Color Rendering: TM-30-18
TM-30 is a color metric that the Illuminating Engineering Society (IES) developed. It addresses some of the shortcomings of CRI and looks to expand how color rendering is discussed to relate better to what a source is doing. It uses 99 color samples for its comparison that better represent commonly occurring colors to strengthen the reliability that the metric truly represents the source’s rendering ability within the built environment. This metric also conveys other information, such as saturation (or how vivid a color it can render). Most importantly, red is a primary factor in this calculation.
Image courtesy of Lutron Electronics Co., Inc.
TM 30-18 color metric graphic; source IES.
Color Rendering: TM-30-18, Annex E
TM-30 has many components to it in the calculation. A wide variety of metrics represent how a light source performs. Annex E is designed to simplify the metric and provides recommendations for target levels of preference, fidelity, and vividness.
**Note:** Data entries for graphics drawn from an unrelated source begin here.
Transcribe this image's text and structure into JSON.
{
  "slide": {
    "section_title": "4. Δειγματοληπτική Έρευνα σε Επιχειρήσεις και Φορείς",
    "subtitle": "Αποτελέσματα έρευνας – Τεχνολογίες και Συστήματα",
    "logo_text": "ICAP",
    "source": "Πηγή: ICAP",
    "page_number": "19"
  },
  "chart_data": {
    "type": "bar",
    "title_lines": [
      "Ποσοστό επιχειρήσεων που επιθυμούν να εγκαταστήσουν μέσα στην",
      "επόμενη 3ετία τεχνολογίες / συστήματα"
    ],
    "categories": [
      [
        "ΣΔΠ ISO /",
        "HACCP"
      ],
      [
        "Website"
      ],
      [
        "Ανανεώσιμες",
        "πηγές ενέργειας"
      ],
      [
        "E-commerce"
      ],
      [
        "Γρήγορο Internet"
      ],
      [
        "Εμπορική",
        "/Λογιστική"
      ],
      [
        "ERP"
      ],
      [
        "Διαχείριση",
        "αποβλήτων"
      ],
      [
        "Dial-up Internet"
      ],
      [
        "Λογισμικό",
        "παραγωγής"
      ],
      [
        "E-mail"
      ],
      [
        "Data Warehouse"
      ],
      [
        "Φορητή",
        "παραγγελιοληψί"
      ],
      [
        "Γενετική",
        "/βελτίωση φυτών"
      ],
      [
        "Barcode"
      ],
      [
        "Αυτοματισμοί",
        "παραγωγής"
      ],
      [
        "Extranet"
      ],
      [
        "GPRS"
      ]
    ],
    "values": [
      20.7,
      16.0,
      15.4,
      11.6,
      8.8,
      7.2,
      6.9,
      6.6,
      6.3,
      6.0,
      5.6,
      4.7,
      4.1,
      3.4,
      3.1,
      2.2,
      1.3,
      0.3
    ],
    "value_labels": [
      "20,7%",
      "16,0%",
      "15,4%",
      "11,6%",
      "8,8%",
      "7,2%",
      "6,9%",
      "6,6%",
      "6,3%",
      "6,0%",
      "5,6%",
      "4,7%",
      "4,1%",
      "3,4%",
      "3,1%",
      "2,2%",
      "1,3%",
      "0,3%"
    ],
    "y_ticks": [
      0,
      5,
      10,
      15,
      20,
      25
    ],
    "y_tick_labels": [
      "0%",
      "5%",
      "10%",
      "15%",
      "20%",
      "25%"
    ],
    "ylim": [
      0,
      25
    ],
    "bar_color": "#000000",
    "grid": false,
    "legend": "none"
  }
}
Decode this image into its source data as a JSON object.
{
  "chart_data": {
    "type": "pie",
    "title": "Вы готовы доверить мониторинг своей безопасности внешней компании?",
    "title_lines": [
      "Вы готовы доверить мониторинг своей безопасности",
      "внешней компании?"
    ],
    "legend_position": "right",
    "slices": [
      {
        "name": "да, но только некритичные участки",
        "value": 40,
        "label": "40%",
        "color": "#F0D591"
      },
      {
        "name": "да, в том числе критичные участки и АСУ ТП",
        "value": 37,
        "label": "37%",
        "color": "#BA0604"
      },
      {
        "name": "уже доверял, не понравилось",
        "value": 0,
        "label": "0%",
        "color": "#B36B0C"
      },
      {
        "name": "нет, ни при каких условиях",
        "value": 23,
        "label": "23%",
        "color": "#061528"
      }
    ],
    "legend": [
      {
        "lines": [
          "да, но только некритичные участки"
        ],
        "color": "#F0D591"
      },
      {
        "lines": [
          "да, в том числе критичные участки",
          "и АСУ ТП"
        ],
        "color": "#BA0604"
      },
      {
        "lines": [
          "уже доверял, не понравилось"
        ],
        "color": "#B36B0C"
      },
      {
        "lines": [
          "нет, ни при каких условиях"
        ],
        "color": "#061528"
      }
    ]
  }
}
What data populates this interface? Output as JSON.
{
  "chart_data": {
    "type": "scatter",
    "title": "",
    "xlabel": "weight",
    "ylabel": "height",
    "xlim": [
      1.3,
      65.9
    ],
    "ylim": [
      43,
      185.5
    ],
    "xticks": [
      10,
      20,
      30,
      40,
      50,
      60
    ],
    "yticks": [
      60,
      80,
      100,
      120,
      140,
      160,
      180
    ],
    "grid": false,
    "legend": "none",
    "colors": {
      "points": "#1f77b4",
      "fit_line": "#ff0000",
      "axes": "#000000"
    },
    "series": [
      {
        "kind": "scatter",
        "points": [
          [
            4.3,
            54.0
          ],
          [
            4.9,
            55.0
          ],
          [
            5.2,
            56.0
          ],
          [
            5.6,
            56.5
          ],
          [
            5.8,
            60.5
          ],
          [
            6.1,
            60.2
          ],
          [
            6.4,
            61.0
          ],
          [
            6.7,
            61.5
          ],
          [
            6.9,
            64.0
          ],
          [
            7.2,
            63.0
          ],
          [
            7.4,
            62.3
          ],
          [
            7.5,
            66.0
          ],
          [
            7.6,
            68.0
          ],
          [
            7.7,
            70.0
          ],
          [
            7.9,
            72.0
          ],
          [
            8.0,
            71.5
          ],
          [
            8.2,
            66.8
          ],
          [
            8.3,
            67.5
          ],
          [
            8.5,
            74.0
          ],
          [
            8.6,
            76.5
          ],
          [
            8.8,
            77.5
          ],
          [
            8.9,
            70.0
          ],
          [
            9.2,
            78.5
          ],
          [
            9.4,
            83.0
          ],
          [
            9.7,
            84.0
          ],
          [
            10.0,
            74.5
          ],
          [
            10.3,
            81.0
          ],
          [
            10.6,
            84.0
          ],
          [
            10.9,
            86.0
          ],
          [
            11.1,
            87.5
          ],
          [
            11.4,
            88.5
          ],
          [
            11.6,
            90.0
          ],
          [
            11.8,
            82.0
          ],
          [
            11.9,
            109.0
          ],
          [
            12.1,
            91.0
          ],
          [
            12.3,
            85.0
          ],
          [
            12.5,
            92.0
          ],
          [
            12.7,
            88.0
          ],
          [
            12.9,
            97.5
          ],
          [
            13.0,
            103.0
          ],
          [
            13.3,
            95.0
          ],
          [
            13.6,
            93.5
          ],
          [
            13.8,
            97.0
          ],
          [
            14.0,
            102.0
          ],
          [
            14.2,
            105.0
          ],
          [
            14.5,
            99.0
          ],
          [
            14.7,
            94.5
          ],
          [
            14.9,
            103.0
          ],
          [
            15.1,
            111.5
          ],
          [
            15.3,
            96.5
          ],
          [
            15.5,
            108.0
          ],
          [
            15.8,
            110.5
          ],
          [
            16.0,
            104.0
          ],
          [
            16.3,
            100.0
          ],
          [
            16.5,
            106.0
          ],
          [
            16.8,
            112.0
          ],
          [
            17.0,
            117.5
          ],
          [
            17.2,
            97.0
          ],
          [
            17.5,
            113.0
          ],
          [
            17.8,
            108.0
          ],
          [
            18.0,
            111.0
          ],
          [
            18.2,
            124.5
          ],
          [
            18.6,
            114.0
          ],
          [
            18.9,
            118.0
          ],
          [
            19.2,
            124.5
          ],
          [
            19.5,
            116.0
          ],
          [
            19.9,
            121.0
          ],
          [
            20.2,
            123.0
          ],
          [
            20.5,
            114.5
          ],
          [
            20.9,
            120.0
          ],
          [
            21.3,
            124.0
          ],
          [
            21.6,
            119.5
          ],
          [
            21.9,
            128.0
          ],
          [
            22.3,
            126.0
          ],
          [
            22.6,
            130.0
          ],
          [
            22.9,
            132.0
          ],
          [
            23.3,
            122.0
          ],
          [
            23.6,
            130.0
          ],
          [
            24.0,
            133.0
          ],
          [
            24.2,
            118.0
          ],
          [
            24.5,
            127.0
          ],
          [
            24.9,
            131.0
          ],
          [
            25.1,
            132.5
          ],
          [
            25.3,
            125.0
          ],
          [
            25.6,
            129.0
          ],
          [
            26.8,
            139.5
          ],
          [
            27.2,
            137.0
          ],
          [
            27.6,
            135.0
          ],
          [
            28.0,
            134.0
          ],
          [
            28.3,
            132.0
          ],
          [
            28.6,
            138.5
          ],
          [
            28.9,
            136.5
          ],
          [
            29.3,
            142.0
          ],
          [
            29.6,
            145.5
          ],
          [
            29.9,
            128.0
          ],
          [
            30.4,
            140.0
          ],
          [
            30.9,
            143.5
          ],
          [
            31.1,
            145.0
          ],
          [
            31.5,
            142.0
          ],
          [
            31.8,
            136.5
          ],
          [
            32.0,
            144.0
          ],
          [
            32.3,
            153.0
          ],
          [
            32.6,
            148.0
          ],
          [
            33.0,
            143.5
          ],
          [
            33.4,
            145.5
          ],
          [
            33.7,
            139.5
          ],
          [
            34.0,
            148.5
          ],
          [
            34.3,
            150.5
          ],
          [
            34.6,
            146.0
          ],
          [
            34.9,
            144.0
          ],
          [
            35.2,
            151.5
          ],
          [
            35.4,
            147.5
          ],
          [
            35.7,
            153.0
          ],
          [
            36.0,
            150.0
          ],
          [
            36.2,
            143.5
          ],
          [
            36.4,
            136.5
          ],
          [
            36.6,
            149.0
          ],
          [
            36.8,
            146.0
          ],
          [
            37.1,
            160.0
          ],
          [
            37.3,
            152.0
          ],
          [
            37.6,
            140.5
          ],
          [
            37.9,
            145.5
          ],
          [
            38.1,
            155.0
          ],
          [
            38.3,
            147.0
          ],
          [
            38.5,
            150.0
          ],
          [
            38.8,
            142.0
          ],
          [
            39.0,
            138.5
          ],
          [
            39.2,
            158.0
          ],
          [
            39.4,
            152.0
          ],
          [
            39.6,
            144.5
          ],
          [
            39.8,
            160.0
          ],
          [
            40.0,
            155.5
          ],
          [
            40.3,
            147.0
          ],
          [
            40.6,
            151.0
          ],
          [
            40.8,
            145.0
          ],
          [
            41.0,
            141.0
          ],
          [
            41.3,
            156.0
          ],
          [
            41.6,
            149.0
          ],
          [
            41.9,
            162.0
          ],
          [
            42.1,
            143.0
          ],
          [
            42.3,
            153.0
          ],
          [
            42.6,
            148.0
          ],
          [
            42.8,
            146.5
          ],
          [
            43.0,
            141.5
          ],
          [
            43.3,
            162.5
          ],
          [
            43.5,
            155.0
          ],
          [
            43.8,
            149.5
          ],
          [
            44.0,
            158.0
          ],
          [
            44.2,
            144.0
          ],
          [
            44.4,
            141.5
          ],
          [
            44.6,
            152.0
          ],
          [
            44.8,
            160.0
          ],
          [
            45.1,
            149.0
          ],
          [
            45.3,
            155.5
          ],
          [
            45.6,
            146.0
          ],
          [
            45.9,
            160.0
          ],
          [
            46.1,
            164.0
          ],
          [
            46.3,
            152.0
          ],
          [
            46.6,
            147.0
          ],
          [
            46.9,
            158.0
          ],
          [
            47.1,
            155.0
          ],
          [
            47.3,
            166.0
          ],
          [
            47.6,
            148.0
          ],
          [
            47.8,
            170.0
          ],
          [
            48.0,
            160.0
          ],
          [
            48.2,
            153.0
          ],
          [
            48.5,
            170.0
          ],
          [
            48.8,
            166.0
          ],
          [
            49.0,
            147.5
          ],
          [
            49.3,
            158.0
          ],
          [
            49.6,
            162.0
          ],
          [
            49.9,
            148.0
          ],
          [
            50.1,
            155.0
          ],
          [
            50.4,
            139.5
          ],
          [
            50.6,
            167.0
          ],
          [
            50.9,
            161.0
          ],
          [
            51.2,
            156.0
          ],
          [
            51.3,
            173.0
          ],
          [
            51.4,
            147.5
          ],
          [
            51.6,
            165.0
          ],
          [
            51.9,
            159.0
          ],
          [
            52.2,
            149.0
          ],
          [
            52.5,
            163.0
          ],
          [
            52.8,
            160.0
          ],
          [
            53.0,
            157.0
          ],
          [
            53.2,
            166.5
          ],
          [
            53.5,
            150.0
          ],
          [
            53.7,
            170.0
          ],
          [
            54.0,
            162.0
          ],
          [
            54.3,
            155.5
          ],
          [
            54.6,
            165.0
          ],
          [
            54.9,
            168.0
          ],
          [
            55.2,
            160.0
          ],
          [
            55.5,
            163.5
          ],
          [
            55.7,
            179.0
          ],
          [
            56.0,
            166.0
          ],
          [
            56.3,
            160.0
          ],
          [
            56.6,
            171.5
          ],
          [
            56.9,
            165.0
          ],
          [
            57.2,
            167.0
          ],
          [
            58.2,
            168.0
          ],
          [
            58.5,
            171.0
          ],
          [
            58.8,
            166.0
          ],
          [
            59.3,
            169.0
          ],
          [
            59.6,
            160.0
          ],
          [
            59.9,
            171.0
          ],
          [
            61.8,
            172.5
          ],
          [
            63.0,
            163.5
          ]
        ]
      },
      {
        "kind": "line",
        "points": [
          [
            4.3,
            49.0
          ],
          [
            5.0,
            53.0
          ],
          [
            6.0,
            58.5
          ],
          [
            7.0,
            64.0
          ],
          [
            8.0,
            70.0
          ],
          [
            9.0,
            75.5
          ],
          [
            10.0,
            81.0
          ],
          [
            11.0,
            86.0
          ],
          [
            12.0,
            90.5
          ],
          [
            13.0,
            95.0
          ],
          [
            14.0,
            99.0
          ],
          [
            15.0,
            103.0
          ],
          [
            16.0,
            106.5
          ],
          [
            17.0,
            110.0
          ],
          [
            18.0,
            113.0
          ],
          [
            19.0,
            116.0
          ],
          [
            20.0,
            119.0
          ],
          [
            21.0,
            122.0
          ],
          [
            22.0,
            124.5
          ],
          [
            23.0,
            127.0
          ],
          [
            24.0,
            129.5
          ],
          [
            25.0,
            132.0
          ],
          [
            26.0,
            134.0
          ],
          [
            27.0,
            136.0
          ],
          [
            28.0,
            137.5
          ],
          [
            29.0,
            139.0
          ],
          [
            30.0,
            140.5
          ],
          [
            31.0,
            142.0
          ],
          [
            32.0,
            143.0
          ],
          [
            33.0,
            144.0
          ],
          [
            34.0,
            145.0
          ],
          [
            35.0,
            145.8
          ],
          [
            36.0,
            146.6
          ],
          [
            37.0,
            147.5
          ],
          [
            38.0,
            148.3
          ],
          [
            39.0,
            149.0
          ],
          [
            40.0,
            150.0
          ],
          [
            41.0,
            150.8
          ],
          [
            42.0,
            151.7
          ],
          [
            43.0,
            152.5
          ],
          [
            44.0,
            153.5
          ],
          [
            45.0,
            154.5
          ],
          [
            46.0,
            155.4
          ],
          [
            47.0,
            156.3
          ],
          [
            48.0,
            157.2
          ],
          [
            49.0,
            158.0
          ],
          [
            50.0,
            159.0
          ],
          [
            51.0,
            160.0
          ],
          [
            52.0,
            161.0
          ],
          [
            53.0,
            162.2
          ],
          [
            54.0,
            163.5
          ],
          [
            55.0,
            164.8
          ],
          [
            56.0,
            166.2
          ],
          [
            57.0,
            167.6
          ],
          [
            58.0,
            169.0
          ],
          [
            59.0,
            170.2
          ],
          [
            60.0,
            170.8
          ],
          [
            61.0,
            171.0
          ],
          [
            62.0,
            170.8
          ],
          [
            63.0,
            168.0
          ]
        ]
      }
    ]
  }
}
Each of those characteristics has three levels. The metrics output from TM-30 determines which level a light source falls into. The visual is attempting to represent that some targets are mutually exclusive. For instance, you cannot have a priority 1 level for vividness while maintaining fidelity.
Image courtesy of Lutron Electronics Co., Inc.; Source: IES
Annex E helps simplify lighting recommendations for target levels of preference, fidelity, and vividness.
Color Shift/Stability
While color consistency refers to sources being close to each other after manufacturing, color shift describes variations that occur to the LEDs over time. The phosphors used in LEDs can deteriorate over time, changing the LEDs’ visible color. This deterioration is usually due to heat, which means that fixture design can help mitigate these effects by helping to minimize that thermal impact. LED fixtures shifting colors over time can make an installation look poor and limit the ability to replace a few fixtures in a space or add fixtures later, as there is the potential that they won’t match the other, older fixtures already installed. Some LEDs have fixed this problem by adding calibration of the source over time.
Low End
The low-end performance of a fixture has always been a vital spec to determine its suitability for different applications. That becomes even more important with LEDs since they often output more lumens than the sources they are replacing, and they are particularly prone to issues at the low end. These issues include pop-on, pop-off, flicker, strobing, and other undesirable effects, often leading to their relatively high low-end capability.
For the sake of this conversation, low end refers to the lowest, stable light output that a source can generate. Low end is measured in a percentage, representing the percent of the high-end light output. Low end is critical because of how eyes perceive light. As the measured amount of light decreases in a space, our pupils dilate and absorb more light, which leads to plateauing of the perceived amount of light in a space.
It is not uncommon for LED sources to have a low end of 20 percent measured light output, which means that a light meter on the table would show an 80 percent decrease in light between high end and low end. Unfortunately, this only comes out to a 45 percent perceived light output, meaning that the lights would appear to still be at half of their original output. This perception makes it critical to find good-performing LEDs that can get to low ends and allow the person in the space to perceive the lights dimming to a reasonable level.